Fully reproducible, Dockerized, step-by-step, tutorial on how to mock a "real-time" Kafka data stream from a timestamped csv file. Detailed blog post published on Towards Data Science.

Last update: Nov 15, 2022

Related tags

Documentation time-series-kafka-demo

Overview

time-series-kafka-demo

Mock stream producer for time series data using Kafka.

I walk through this tutorial and others here on GitHub and on my Medium blog. Here is a friend link for open access to the article on Towards Data Science: Make a mock “real-time” data stream with Python and Kafka. I'll always add friend links on my GitHub tutorials for free Medium access if you don't have a paid Medium membership (referral link).

If you find any of this useful, I always appreciate contributions to my Saturday morning fancy coffee fund!

This repo demos how to convert a csv file of timestamped data into a real-time stream useful for testing streaming analytics. An example input file with random time series data and a script for generating the file are included in the data directory.
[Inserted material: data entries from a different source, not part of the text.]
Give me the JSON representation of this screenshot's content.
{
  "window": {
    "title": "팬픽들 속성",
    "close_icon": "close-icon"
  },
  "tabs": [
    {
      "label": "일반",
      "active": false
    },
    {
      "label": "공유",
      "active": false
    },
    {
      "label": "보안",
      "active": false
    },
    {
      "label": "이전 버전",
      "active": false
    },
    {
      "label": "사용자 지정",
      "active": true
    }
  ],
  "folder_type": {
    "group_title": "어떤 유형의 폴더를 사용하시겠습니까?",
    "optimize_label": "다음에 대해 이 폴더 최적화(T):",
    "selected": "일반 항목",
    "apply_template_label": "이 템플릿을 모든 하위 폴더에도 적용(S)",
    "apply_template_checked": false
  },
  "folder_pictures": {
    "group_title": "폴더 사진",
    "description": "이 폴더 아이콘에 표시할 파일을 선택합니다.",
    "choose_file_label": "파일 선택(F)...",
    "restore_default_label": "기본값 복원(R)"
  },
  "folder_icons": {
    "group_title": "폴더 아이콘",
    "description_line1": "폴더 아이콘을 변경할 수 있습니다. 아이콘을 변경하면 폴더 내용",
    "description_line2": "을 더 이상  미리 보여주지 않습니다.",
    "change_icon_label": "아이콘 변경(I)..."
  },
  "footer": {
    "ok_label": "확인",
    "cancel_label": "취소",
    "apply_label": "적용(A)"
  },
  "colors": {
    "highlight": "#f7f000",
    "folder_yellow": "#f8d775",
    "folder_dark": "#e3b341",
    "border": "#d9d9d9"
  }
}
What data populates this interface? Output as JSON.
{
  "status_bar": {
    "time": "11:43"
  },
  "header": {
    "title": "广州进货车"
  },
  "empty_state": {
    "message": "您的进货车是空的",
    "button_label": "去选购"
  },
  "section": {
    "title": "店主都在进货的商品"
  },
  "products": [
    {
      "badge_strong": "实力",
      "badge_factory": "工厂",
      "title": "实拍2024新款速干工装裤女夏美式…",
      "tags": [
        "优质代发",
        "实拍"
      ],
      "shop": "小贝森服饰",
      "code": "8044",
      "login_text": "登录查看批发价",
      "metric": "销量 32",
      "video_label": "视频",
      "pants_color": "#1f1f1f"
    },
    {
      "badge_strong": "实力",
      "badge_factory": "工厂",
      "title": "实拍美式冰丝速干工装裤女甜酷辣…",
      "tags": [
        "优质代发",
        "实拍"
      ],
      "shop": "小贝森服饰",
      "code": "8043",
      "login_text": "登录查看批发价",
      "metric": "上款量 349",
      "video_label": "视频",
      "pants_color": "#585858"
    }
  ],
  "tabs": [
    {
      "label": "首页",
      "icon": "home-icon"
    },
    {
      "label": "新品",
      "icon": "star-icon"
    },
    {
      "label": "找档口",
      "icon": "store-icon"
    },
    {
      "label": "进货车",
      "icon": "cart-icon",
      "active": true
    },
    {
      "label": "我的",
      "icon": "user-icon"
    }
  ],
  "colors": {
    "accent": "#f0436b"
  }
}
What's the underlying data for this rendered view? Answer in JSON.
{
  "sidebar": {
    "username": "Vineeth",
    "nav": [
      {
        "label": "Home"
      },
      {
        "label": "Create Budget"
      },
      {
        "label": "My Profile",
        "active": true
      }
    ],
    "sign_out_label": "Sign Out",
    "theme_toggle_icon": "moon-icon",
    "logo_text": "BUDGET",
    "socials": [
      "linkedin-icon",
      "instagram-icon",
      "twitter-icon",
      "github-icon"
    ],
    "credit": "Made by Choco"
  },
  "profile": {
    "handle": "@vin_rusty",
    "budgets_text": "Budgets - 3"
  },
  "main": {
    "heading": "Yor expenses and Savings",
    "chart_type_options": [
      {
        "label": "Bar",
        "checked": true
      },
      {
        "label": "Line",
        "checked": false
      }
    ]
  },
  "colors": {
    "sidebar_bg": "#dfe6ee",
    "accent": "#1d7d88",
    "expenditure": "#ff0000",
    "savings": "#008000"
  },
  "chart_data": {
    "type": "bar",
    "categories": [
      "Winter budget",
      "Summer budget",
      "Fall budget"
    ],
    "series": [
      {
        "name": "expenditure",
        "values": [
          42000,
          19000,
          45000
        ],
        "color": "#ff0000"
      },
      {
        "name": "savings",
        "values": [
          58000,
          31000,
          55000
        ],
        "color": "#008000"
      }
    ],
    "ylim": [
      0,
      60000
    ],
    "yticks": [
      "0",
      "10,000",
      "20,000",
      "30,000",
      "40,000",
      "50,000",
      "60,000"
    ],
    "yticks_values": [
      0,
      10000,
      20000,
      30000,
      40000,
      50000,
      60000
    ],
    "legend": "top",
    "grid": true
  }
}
The producer and consumer Python scripts use Confluent's Kafka client for Python, which is installed in the Docker image built with the accompanying Dockerfile, if you choose to use it.

Requires Docker and Docker Compose.

Usage

Clone repo and cd into directory.

git clone https://github.com/mtpatter/time-series-kafka-demo.git
cd time-series-kafka-demo

Start the Kafka broker

docker compose up --build

Build a Docker image (optionally, for the producer and consumer)

From the main root directory:

docker build -t "kafkacsv" .

If you want to use Docker for the python scripts, this should now work:

docker run -it --rm kafkacsv python bin/sendStream.py -h

Start a consumer

To start a consumer for printing all messages in real-time from the stream "my-stream":

python bin/processStream.py my-stream

or with Docker:

docker run -it --rm \
      -v $PWD:/home \
      --network=host \
      kafkacsv python bin/processStream.py my-stream

Produce a time series stream

Send time series from data/data.csv to topic “my-stream”, and speed it up by a factor of 10.

python bin/sendStream.py data/data.csv my-stream --speed 10

or with Docker:

docker run -it --rm \
      -v $PWD:/home \
      --network=host \
      kafkacsv python bin/sendStream.py data/data.csv my-stream --speed 10

Shut down and clean up

Stop the consumer with Return and Ctrl+C.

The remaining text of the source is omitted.